24. Add proper volume of 4x SDS loading buffer to the samples of input and flow-through. Boil all the samples at 95-100 °C for 5-10 min. And analyze the samples using Western blot.
    

Representative data

A representative experiment result was shown in the Figure 1. The figure was adapted from the Xu et al. (2014) as listed in the reference.

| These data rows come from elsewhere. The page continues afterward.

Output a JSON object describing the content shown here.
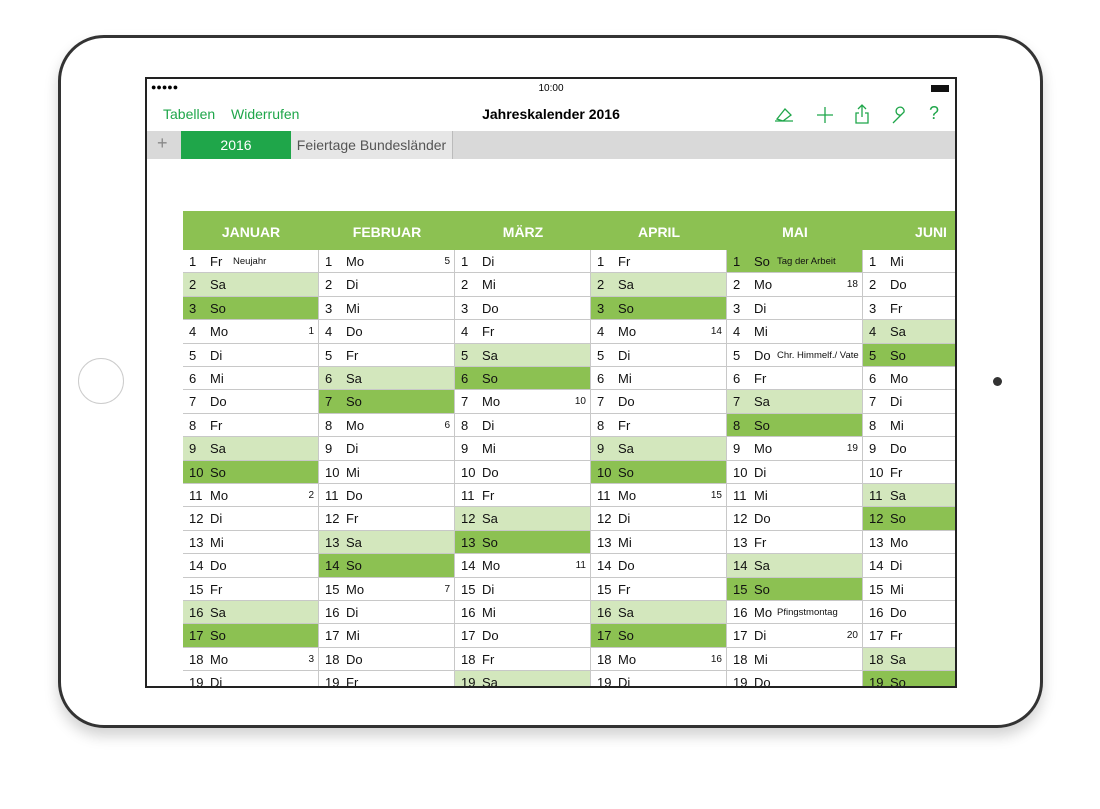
{
  "status_bar": {
    "time": "10:00"
  },
  "toolbar": {
    "left": [
      "Tabellen",
      "Widerrufen"
    ],
    "title": "Jahreskalender 2016",
    "help": "?"
  },
  "tabs": {
    "add": "+",
    "items": [
      "2016",
      "Feiertage Bundesländer"
    ]
  },
  "table": {
    "months": [
      {
        "name": "JANUAR",
        "days": [
          {
            "d": 1,
            "w": "Fr",
            "note": "Neujahr"
          },
          {
            "d": 2,
            "w": "Sa"
          },
          {
            "d": 3,
            "w": "So"
          },
          {
            "d": 4,
            "w": "Mo",
            "kw": 1
          },
          {
            "d": 5,
            "w": "Di"
          },
          {
            "d": 6,
            "w": "Mi"
          },
          {
            "d": 7,
            "w": "Do"
          },
          {
            "d": 8,
            "w": "Fr"
          },
          {
            "d": 9,
            "w": "Sa"
          },
          {
            "d": 10,
            "w": "So"
          },
          {
            "d": 11,
            "w": "Mo",
            "kw": 2
          },
          {
            "d": 12,
            "w": "Di"
          },
          {
            "d": 13,
            "w": "Mi"
          },
          {
            "d": 14,
            "w": "Do"
          },
          {
            "d": 15,
            "w": "Fr"
          },
          {
            "d": 16,
            "w": "Sa"
          },
          {
            "d": 17,
            "w": "So"
          },
          {
            "d": 18,
            "w": "Mo",
            "kw": 3
          },
          {
            "d": 19,
            "w": "Di"
          }
        ]
      },
      {
        "name": "FEBRUAR",
        "days": [
          {
            "d": 1,
            "w": "Mo",
            "kw": 5
          },
          {
            "d": 2,
            "w": "Di"
          },
          {
            "d": 3,
            "w": "Mi"
          },
          {
            "d": 4,
            "w": "Do"
          },
          {
            "d": 5,
            "w": "Fr"
          },
          {
            "d": 6,
            "w": "Sa"
          },
          {
            "d": 7,
            "w": "So"
          },
          {
            "d": 8,
            "w": "Mo",
            "kw": 6
          },
          {
            "d": 9,
            "w": "Di"
          },
          {
            "d": 10,
            "w": "Mi"
          },
          {
            "d": 11,
            "w": "Do"
          },
          {
            "d": 12,
            "w": "Fr"
          },
          {
            "d": 13,
            "w": "Sa"
          },
          {
            "d": 14,
            "w": "So"
          },
          {
            "d": 15,
            "w": "Mo",
            "kw": 7
          },
          {
            "d": 16,
            "w": "Di"
          },
          {
            "d": 17,
            "w": "Mi"
          },
          {
            "d": 18,
            "w": "Do"
          },
          {
            "d": 19,
            "w": "Fr"
          }
        ]
      },
      {
        "name": "MÄRZ",
        "days": [
          {
            "d": 1,
            "w": "Di"
          },
          {
            "d": 2,
            "w": "Mi"
          },
          {
            "d": 3,
            "w": "Do"
          },
          {
            "d": 4,
            "w": "Fr"
          },
          {
            "d": 5,
            "w": "Sa"
          },
          {
            "d": 6,
            "w": "So"
          },
          {
            "d": 7,
            "w": "Mo",
            "kw": 10
          },
          {
            "d": 8,
            "w": "Di"
          },
          {
            "d": 9,
            "w": "Mi"
          },
          {
            "d": 10,
            "w": "Do"
          },
          {
            "d": 11,
            "w": "Fr"
          },
          {
            "d": 12,
            "w": "Sa"
          },
          {
            "d": 13,
            "w": "So"
          },
          {
            "d": 14,
            "w": "Mo",
            "kw": 11
          },
          {
            "d": 15,
            "w": "Di"
          },
          {
            "d": 16,
            "w": "Mi"
          },
          {
            "d": 17,
            "w": "Do"
          },
          {
            "d": 18,
            "w": "Fr"
          },
          {
            "d": 19,
            "w": "Sa"
          }
        ]
      },
      {
        "name": "APRIL",
        "days": [
          {
            "d": 1,
            "w": "Fr"
          },
          {
            "d": 2,
            "w": "Sa"
          },
          {
            "d": 3,
            "w": "So"
          },
          {
            "d": 4,
            "w": "Mo",
            "kw": 14
          },
          {
            "d": 5,
            "w": "Di"
          },
          {
            "d": 6,
            "w": "Mi"
          },
          {
            "d": 7,
            "w": "Do"
          },
          {
            "d": 8,
            "w": "Fr"
          },
          {
            "d": 9,
            "w": "Sa"
          },
          {
            "d": 10,
            "w": "So"
          },
          {
            "d": 11,
            "w": "Mo",
            "kw": 15
          },
          {
            "d": 12,
            "w": "Di"
          },
          {
            "d": 13,
            "w": "Mi"
          },
          {
            "d": 14,
            "w": "Do"
          },
          {
            "d": 15,
            "w": "Fr"
          },
          {
            "d": 16,
            "w": "Sa"
          },
          {
            "d": 17,
            "w": "So"
          },
          {
            "d": 18,
            "w": "Mo",
            "kw": 16
          },
          {
            "d": 19,
            "w": "Di"
          }
        ]
      },
      {
        "name": "MAI",
        "days": [
          {
            "d": 1,
            "w": "So",
            "note": "Tag der Arbeit"
          },
          {
            "d": 2,
            "w": "Mo",
            "kw": 18
          },
          {
            "d": 3,
            "w": "Di"
          },
          {
            "d": 4,
            "w": "Mi"
          },
          {
            "d": 5,
            "w": "Do",
            "note": "Chr. Himmelf./ Vate"
          },
          {
            "d": 6,
            "w": "Fr"
          },
          {
            "d": 7,
            "w": "Sa"
          },
          {
            "d": 8,
            "w": "So"
          },
          {
            "d": 9,
            "w": "Mo",
            "kw": 19
          },
          {
            "d": 10,
            "w": "Di"
          },
          {
            "d": 11,
            "w": "Mi"
          },
          {
            "d": 12,
            "w": "Do"
          },
          {
            "d": 13,
            "w": "Fr"
          },
          {
            "d": 14,
            "w": "Sa"
          },
          {
            "d": 15,
            "w": "So"
          },
          {
            "d": 16,
            "w": "Mo",
            "note": "Pfingstmontag"
          },
          {
            "d": 17,
            "w": "Di",
            "kw": 20
          },
          {
            "d": 18,
            "w": "Mi"
          },
          {
            "d": 19,
            "w": "Do"
          }
        ]
      },
      {
        "name": "JUNI",
        "days": [
          {
            "d": 1,
            "w": "Mi"
          },
          {
            "d": 2,
            "w": "Do"
          },
          {
            "d": 3,
            "w": "Fr"
          },
          {
            "d": 4,
            "w": "Sa"
          },
          {
            "d": 5,
            "w": "So"
          },
          {
            "d": 6,
            "w": "Mo"
          },
          {
            "d": 7,
            "w": "Di"
          },
          {
            "d": 8,
            "w": "Mi"
          },
          {
            "d": 9,
            "w": "Do"
          },
          {
            "d": 10,
            "w": "Fr"
          },
          {
            "d": 11,
            "w": "Sa"
          },
          {
            "d": 12,
            "w": "So"
          },
          {
            "d": 13,
            "w": "Mo"
          },
          {
            "d": 14,
            "w": "Di"
          },
          {
            "d": 15,
            "w": "Mi"
          },
          {
            "d": 16,
            "w": "Do"
          },
          {
            "d": 17,
            "w": "Fr"
          },
          {
            "d": 18,
            "w": "Sa"
          },
          {
            "d": 19,
            "w": "So"
          }
        ]
      }
    ]
  }
}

Figure 1. bHLH84-HA co-immunoprecipitates with SNC1-FLAG. Two samples were used in the Co-IP experiment including sample with coexpression of bHLH84 and SNC1-FLAG and sample with expression of only bHLH84, which serves as the negative control.

Notes

1. Negative control samples are always recommended during the immunoprecipitation process. For immunoprecipitation of single protein, it is suggested to express the empty vector to serve as the negative control. For co-immunoprecipitation of two or more proteins, it is suggested to express the empty vector without the bait protein together with the relative vectors containing the prey proteins. Based on the experiment design, more negative controls can be included accordingly.
   
2. As long as the protein can be pulled down, the immunoprecipitation experiment is highly reproducible although the IP efficiency might be vary slightly in different trials.
   

Recipes

1. Induction medium
   Note: You also need to add proper antibiotics to the following media.
   

   Reagent	Stock concentration	Sterilization	Volume /100 ml	Final concentration
   K2HPO4	10.5 g/L	Mix all together with water and autoclave	96.85 ml
   KH2PO4	4.5 g/L
   (NH4)2SO4	1.0 g/L
   NaCitrate:2H2O	0.5 g/L
   Glycerol	0.5%
   Glucose	20%	Filter	1 ml	0.2%
   MgSO4	1 M	Filter	100 µl	1 mM
   Acetosyringone	100 mM	Filter	50 µl	50 µl
   MES (pH 5.6)	0.5 M	Filter	2 ml	10 mM

   
   
2. Infiltration solution
   

   Reagent	Stock concentration	Sterilization	Amount per 20 ml	Final concentration
   MS powder		NA	0.088 g	4.4 mg/L
   MES	0.5 M	Filter	0.4 ml	10 mM
   Acetosyringone	100 mM	Filter	30 µl	150 µM

   
   
3. Extraction buffer
   10% glycerol
   25 mM Tris-HCl (PH 7.5)
   1 mM EDTA
   150 mM NaCl
   
4. TBS
   10 mM Tris-HCl
   150 mM NaCl (PH 7.4)
   
5. 4x SDS
   200 mM Tris-HCl (PH 6.8)
   8% SDS
   40% glycerol
   0.04% bromophenol blue
   400 mM DTT
   

Acknowledgments

We are grateful for the financial supports from Natural Sciences and Engineering Research Council (NSERC) (Canada) Discovery grant program. The transient protein expression in N. benthamiana was adapted from Van den Ackerveken et al. (1996). The IP protocol was modified from Moffett et al. (2002).

References

1. Moffett, P., Farnham, G., Peart, J. and Baulcombe, D. C. (2002). Interaction between domains of a plant NBS-LRR protein in disease resistance-related cell death. EMBO J 21(17): 4511-4519.
   
2. Van den Ackerveken, G., Marois, E. and Bonas, U. (1996). Recognition of the bacterial avirulence protein AvrBs3 occurs inside the host plant cell. Cell 87(7): 1307-1316.
   
3. Xu, F., Kapos, P., Cheng, Y. T., Li, M., Zhang, Y. and Li, X. (2014). NLR-associating transcription factor bHLH84 and its paralogs function redundantly in plant immunity. PLoS Pathog 10(8): e1004312.